La paralysie dont est frappée actuellement la classe ouvrière a des causes aussi nombreuses que variées. Ces causes sont de différends ordres, internes et externes, morales et matérielles. Elles découlent de tendances nouvelles apparues après la guerre dans la vie sociale, d’éléments nouveaux introduits dans la politique qui demeure un moyen de diversion et des innovations apportées aux méthodes de production, créant ainsi de nouvelles disciplines.

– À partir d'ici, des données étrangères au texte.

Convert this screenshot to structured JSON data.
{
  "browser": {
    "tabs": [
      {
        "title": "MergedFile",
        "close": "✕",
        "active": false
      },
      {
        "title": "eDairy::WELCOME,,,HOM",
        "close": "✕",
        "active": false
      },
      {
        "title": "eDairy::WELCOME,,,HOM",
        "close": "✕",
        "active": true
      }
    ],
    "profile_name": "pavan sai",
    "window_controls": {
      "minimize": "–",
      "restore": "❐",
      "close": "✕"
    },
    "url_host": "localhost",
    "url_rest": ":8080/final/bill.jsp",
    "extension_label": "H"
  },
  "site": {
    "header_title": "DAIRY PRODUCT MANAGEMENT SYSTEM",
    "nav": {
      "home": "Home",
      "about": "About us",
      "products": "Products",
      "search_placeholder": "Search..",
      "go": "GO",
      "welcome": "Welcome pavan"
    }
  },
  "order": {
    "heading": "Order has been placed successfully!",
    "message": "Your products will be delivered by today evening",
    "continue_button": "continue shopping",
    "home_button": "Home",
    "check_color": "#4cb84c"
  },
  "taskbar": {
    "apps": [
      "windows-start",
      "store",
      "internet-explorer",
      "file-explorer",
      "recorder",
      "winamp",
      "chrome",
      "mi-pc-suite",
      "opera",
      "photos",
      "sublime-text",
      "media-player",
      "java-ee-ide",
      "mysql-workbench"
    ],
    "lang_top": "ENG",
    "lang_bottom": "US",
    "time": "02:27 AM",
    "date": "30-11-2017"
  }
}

La période de prospérité tant prônée par les gouvernements d’après-guerre qui clamaient qu’il suffisait de produire pour que le bien-être se répandît sur la terre, est révolue. Nous sommes, depuis quelques années, dans cette ère de pénitence prédite théâtralement par les économistes. Mais cette ère de misère n’est pas arrivée à son point actuel sans être corrigée dans ses effets — et à leur profit exclusif — par l’action des couches supérieures de la société au moyen de mesures protectionnistes, de répartitions d’impôts permettant d’éluder pour une grosse partie leur participation financière aux charges de l’État.
De plus, la prescription de l’oubli s’est étendue sur les profiteurs, les fauteurs d’hécatombes et de désordres, qui ont repris leur place ou l’ont consolidée à la tête des nations en conservant les immenses profits de cinq années de tuerie. Les peuples soumis à un régime de dictature avouée ou hypocrite, ouverte ou occulte, sont à la merci des puissances d’argent ; et une presse servile, dont on conçoit mal l’influence dangereuse qu’elle exerce sur l’opinion, oriente les générations présentes vers la vie facile, le débrouillage individuel, le réalisme cher à Tardieu, l’esprit d’argent.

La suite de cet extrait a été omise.